Here’s what we’re looking for:
- 6+ years of direct, hands-on experience in:
- Microservice deployment in Kubernetes
- Diagnosing and resolving issues within containerized environments
- Helm Chart and Kustomizations development/deployment
- Python and Bash programming
- Automation and IaC (e.g., Terraform, Ansible)
- Cloud infrastructure (e.g., AWS, Azure, GCP, or OpenStack)
- Managing and troubleshooting Linux systems (e.g., RHEL, Ubuntu, Centos)
- Software deployments to on-premises and cloud-based unclassified, CUI, Secret, and Top Secret networks within the DoD
- The ability to work cross-functionally with platform developers to define requirements and build solutions for customer use cases of the platform
- The ability to respond professionally and competently to incident reports and triage of critical system faults
- Active Top Secret security clearance and intimate familiarity with DOD networking, tools, infrastructure, security requirements, and policies
The Wish List
We are very interested in candidates who possess the above qualifications, and we appreciate and consider the addition of:
- Experience deploying, maintaining, or contributing to CNCF projects
- Proficiency with US federal information system security policies, including Security Technical Implementation Guides (STIGs), NIST 800-171, NIST 800-53, CMMC, ICD 503
- Experience with DevSecOps/DevOps and CI/CD for the administration and deployment of GPU-enabled servers
- Experience with network-attached storage (NAS) and storage area network (SAN) technologies
- Deep knowledge of DevOps principles and practices for deploying and managing service mesh in cloud environments
- Experience with both blue-green and Canary deployment strategies
- Experience designing, managing, and optimizing workloads across multiple cloud providers
- Experience with Kubernetes and cloud-native applications and services in denied, disrupted, intermittent, and limited (DDIL) impact environments
- DOD 8570 IAT II certification (Security+ CE); proficient with security automation and familiarity with API security, container security, and cloud security
The Benefits
- Top-of-market salary and total compensation
- Generous equity plan
- Health/vision/dental insurance
- Unlimited PTO
- Parental leave
Build, Deploy, and Maintain AI for an Unpredictable World
AI is driving a new Industrial Revolution. But most AI tools only work when the world looks the same tomorrow as it did yesterday. That’s rarely the case.
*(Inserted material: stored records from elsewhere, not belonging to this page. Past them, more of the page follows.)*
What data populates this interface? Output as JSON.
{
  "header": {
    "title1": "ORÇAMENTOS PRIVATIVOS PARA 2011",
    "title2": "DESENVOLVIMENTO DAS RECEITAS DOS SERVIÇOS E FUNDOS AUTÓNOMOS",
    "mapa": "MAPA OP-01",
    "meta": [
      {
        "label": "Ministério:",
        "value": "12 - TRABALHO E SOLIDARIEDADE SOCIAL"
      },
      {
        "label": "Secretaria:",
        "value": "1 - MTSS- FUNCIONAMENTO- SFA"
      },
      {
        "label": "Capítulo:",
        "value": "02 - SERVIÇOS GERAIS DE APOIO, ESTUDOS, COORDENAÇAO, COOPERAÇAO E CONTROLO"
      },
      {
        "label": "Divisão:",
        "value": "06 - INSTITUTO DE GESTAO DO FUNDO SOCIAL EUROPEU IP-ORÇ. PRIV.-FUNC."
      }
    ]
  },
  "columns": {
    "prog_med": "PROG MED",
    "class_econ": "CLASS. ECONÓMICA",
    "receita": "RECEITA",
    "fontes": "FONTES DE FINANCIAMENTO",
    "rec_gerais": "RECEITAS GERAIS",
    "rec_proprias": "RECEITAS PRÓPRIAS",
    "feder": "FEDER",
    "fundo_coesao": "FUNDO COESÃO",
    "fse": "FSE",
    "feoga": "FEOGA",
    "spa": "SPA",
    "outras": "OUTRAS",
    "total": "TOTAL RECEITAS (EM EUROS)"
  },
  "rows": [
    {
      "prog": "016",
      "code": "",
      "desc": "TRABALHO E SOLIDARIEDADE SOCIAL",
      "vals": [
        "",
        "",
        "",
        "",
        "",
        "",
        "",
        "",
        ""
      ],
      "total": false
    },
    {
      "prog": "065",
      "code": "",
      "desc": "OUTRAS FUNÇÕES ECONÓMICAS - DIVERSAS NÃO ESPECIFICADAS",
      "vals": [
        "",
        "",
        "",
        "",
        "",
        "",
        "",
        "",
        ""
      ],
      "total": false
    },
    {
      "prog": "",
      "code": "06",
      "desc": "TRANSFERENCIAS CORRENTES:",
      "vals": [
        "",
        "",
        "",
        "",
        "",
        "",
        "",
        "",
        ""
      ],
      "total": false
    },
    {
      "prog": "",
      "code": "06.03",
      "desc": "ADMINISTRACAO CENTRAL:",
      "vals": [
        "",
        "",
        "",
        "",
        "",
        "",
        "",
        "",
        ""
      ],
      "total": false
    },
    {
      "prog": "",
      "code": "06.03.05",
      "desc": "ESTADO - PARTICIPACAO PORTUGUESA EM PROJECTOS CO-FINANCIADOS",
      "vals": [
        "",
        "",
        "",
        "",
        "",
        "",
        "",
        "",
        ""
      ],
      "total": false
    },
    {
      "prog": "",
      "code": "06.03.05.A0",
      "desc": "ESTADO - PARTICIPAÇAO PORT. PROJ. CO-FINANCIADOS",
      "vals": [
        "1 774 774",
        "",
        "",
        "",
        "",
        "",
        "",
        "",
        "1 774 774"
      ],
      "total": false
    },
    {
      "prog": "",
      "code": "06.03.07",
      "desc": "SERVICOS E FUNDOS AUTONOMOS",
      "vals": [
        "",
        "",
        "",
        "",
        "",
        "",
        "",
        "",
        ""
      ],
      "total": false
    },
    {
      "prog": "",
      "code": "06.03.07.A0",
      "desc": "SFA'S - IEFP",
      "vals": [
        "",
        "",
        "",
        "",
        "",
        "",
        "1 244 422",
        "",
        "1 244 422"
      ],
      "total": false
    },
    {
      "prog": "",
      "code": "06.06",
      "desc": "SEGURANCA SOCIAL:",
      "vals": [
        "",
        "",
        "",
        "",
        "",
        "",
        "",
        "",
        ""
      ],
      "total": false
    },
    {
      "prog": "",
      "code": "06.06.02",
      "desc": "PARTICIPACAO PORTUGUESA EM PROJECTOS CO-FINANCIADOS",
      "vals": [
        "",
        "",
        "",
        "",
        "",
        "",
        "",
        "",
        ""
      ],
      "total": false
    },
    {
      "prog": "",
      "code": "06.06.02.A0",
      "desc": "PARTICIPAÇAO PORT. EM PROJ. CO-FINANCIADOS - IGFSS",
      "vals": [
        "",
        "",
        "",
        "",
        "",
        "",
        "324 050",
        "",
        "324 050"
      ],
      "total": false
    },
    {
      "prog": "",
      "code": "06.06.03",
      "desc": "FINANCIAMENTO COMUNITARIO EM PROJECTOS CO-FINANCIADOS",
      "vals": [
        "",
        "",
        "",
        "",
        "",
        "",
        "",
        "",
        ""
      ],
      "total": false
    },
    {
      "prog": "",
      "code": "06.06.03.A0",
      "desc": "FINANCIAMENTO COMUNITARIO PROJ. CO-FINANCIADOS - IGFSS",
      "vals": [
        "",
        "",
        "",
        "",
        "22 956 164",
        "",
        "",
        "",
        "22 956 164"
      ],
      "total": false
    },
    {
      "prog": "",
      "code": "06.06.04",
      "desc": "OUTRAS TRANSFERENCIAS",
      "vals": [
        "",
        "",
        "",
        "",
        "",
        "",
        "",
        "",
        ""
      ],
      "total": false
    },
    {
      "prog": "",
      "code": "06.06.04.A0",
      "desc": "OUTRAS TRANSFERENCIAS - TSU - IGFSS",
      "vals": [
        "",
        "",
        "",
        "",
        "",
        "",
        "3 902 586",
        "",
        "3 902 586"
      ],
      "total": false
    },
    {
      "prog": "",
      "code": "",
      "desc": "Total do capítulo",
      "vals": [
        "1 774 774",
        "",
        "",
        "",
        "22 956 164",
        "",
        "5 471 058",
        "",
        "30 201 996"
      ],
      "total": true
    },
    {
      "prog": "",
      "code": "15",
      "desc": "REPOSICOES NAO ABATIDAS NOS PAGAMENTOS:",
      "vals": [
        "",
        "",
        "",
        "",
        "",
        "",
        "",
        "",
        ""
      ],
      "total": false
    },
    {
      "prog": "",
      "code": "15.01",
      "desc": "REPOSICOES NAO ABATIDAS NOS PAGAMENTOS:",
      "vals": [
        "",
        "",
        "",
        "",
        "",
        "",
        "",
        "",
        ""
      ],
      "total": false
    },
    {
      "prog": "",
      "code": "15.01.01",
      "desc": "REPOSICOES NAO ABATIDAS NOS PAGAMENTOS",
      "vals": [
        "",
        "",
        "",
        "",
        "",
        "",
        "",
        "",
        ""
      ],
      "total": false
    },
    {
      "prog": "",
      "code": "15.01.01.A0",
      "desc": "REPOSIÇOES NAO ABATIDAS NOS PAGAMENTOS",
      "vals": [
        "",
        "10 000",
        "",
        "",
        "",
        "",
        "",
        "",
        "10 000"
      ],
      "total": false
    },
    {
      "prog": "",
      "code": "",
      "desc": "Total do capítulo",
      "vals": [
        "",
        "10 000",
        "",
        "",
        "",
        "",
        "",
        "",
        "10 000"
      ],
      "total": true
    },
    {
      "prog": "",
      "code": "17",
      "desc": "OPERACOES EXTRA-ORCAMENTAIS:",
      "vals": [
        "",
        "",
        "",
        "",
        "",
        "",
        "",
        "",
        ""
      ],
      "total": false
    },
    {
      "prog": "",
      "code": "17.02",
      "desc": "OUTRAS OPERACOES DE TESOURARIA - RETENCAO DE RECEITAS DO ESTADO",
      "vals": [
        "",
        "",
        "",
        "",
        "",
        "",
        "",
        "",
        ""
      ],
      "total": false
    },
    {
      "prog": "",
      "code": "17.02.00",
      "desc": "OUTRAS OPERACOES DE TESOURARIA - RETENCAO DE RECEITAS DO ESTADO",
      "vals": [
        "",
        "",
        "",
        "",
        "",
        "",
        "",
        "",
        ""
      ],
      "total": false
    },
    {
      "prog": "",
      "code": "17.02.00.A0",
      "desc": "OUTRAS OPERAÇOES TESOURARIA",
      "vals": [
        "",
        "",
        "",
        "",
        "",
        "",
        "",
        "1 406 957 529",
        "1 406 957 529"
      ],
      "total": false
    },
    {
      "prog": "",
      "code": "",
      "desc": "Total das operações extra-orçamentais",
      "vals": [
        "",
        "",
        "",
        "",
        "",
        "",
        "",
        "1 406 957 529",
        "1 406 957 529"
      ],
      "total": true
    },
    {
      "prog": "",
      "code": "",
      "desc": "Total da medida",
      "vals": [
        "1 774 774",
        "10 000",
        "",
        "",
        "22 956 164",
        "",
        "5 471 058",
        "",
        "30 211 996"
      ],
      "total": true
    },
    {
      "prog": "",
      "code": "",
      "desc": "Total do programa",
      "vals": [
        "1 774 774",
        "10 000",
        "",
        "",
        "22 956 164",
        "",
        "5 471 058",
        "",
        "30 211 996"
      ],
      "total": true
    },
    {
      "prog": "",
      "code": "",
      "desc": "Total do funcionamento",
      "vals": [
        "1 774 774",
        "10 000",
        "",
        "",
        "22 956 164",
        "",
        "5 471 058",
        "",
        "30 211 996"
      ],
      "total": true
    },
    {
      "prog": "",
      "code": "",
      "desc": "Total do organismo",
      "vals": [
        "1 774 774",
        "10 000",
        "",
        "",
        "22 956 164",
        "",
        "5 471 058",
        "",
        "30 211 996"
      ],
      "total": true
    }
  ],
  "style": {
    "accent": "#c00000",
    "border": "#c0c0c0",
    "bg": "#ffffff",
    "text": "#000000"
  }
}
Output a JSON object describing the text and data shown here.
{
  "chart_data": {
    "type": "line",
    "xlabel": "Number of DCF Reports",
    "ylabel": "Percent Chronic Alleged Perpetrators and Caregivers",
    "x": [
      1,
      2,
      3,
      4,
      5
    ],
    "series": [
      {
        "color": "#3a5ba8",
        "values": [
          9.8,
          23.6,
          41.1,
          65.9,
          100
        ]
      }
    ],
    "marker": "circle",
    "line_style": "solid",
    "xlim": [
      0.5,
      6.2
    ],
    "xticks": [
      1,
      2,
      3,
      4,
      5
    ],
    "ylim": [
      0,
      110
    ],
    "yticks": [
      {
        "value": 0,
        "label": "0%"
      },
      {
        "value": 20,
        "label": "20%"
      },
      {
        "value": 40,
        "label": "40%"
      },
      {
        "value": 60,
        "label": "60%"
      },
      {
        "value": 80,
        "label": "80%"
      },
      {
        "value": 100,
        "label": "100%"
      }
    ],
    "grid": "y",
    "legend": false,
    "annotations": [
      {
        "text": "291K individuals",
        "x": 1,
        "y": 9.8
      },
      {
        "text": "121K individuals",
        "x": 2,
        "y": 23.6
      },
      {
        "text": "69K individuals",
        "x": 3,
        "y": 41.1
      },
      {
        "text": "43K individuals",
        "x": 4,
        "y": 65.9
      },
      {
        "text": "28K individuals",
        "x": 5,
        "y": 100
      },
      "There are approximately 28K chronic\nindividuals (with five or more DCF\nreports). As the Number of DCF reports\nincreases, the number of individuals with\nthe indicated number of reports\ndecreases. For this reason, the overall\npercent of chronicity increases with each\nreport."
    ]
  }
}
Striveworks was formed to fix this problem. Our platform lets teams build AI models, deploy them into unpredictable environments, and watch them deliver trustworthy results—day after day. Our approach has transformed AI outcomes for organizations where failure is never an option. As a result, Striveworks was recognized as an exemplar in the National Security Commission on Artificial Intelligence Final Report.
In 2023, Striveworks placed on the Deloitte Technology Fast 500 list as one of the fastest-growing technology companies in North America. In 2024, Striveworks was honored with a Built In Best Places to Work award—for the third year running.
Striveworks is an Equal Opportunity Employer and does not discriminate in employment on the basis of race, color, religion, belief, sex (including pregnancy and gender identity or expression), national origin, social or ethnic origin, political affiliation, sexual orientation, marital status, disability, genetic information, age, membership in an employee organization, retaliation, parental status, military service, or other non-merit factors. Striveworks will not tolerate discrimination or harassment of any kind.
If you require assistance or a reasonable accommodation in the application process, please contact Operations at hr@striveworks.us.
In compliance with federal law, all persons hired will be required to verify identity and eligibility to work in the United States and to complete an employment eligibility verification form upon hire.
Striveworks is a participating employer in the E-Verify program.